Tarihin ilk zamanlarından itibaren, yani insan eşyayı kullanmaya başladığı, birbiriyle iletişime geçtiği günden itibaren işaretlerle eşyayı adlandırıyor, ona mana yüklüyor. Bunu da sembollerle simgelerle yapıyor.

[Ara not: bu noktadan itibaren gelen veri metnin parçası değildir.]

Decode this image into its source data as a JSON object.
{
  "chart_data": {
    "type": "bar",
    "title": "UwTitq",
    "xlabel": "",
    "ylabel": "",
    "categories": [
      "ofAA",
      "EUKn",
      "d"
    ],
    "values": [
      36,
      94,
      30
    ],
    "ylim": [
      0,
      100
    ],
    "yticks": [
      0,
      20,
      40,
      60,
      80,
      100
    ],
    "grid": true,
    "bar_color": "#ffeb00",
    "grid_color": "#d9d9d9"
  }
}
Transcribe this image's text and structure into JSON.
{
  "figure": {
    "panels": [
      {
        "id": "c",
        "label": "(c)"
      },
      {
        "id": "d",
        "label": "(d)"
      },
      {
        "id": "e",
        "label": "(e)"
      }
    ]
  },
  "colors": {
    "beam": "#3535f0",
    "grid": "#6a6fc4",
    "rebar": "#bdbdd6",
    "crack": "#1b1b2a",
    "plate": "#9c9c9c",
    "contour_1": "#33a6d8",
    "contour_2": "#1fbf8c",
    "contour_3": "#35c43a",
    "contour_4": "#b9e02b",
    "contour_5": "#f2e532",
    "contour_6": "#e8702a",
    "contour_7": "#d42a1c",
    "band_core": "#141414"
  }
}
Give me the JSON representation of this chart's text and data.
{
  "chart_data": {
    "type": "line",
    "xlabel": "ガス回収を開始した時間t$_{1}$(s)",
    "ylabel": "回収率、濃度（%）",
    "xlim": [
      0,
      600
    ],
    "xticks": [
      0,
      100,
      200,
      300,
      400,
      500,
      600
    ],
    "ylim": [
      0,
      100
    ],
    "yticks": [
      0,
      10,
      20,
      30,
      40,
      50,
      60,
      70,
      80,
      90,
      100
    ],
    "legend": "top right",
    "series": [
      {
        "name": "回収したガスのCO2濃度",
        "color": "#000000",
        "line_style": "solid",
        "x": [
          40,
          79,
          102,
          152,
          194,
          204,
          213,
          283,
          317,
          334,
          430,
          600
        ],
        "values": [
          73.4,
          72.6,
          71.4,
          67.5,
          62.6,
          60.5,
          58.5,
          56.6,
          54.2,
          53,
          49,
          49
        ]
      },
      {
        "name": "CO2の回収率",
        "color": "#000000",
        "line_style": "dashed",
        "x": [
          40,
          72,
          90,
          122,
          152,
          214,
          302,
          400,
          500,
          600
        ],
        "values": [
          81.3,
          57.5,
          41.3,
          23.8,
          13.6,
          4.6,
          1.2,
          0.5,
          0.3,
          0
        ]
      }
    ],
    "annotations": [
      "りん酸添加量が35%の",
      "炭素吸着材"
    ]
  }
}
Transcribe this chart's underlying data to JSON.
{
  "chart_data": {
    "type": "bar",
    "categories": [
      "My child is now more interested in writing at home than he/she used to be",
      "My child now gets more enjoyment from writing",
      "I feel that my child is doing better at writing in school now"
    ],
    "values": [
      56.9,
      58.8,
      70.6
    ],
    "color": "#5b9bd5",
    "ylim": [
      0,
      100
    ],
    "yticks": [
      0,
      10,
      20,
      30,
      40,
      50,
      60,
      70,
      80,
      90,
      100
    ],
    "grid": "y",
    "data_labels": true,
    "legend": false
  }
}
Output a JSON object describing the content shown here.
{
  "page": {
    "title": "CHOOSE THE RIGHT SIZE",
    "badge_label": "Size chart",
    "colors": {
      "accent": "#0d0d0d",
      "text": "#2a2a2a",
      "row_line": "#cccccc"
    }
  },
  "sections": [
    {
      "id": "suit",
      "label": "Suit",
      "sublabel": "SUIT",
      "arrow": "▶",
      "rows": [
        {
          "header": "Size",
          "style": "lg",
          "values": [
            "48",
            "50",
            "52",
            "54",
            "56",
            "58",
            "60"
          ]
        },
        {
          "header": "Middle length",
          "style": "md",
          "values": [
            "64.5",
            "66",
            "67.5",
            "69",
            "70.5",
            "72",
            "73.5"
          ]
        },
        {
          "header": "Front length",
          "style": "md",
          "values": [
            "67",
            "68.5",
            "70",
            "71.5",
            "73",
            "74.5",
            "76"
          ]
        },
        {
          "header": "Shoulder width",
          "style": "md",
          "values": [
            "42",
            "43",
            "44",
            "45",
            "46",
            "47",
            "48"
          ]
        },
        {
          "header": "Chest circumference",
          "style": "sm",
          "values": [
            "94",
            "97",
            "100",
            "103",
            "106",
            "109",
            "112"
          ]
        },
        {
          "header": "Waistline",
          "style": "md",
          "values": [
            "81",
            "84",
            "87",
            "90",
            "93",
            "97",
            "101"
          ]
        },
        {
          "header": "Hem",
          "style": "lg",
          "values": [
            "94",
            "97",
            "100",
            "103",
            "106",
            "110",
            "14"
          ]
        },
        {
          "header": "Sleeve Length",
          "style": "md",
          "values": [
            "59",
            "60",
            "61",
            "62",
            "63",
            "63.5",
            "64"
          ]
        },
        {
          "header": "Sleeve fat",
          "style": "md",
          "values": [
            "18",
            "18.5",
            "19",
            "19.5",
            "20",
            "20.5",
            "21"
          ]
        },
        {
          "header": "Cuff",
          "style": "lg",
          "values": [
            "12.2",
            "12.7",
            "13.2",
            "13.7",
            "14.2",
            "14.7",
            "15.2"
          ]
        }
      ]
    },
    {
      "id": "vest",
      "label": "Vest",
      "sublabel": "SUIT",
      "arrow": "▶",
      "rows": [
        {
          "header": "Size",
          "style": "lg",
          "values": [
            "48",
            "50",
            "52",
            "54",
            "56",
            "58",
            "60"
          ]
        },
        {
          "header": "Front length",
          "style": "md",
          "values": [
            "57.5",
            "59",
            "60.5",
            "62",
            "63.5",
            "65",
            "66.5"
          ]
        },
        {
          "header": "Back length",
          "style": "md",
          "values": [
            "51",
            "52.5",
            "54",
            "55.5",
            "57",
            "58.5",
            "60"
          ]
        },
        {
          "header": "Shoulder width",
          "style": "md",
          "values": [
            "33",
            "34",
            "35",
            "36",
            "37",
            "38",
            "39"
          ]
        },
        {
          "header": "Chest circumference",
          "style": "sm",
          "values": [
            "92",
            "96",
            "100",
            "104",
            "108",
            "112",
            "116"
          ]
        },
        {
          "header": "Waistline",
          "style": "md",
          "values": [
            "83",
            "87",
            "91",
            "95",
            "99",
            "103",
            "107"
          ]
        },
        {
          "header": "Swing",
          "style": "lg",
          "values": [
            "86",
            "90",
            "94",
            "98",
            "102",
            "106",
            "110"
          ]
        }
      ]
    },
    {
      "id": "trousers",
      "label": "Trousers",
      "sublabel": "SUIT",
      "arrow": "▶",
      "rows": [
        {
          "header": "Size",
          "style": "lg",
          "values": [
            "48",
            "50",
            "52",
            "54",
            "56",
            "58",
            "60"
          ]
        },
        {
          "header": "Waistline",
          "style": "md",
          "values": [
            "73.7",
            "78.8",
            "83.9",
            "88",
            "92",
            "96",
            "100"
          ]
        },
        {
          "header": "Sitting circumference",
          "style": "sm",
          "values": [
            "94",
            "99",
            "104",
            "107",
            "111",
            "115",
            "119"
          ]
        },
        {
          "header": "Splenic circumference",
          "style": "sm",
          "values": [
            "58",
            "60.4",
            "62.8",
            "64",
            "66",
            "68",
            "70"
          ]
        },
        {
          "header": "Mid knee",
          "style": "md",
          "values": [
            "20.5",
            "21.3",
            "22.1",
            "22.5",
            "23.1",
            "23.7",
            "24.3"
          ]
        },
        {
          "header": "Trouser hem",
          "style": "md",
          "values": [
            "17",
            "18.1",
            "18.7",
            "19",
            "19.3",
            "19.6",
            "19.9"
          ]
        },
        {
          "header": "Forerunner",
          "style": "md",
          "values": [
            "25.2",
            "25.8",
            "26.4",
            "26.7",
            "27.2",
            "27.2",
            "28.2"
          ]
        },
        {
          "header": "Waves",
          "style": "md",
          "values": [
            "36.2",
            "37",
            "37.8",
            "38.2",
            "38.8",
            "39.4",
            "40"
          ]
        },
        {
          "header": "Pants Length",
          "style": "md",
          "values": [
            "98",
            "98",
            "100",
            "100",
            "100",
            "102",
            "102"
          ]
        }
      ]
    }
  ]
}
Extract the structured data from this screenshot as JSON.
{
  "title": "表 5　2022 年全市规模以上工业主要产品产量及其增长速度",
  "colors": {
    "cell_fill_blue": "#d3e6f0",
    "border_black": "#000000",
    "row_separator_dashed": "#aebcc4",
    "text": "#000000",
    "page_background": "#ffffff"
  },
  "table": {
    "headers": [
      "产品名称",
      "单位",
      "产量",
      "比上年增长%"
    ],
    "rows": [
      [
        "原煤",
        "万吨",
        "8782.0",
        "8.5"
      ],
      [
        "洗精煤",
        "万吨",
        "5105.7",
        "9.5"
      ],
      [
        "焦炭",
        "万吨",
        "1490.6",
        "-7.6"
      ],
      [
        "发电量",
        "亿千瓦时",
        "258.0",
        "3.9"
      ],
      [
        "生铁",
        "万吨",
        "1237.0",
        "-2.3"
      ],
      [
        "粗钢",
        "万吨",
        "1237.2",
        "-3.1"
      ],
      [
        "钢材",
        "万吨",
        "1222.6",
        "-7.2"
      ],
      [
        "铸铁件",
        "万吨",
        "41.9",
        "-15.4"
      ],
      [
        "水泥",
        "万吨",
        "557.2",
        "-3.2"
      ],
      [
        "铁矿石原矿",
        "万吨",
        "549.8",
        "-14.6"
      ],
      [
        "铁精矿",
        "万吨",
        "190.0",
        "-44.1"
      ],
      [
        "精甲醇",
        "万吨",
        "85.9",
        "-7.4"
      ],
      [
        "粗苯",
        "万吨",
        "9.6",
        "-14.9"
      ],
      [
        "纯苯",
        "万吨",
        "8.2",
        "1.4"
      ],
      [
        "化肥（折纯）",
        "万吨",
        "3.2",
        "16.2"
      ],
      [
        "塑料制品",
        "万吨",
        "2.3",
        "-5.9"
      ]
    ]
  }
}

Semboller hem inanç sistemimizi ortaya koyar, hem de bize bir güvenlik hissi verir. O bakımdan Müslümanların kullandığı dil, zaman içerisinde kendi kimliklerini ifade eden giyiniş tarzları, geliştirdikleri stilleri, modaları oluşmuştur. Müslümanların sokağını, kentini, evini, mahallesini inşa ediş biçimi, mabedini yapış biçimi, süslemesi, estetik sanatlarda kullandığı işaretleri bütün bunların hepsi Müslümanlara özgü bir varlık tasavvuru ortaya koyar. İslam sanatını, mimarisini, kentini oluşturan aslında Müslümanların ürettikleri, sahip oldukları semboller ve simgelerdir. Bunların hepsinin dinî, kültürel, geleneksel ve aynı zamanda medeniyet değeri vardır. Sembollerin kaybedilmesi duygumuzu, düşüncemizi ve kültürümüzü kaybetmektir. Bu bakımdan sembollerine sahip çıkanlar sembolün ifade ettiği manaya sahip çıkmışlardır.

SÖZÜN ÖZÜ

Hakiki dost, senin ayıp ve kusurunu bildiği halde seninle arkadaşlık ve sohbet edendir. Bu da Kerîm olan Mevlâ’dan başkası olamaz!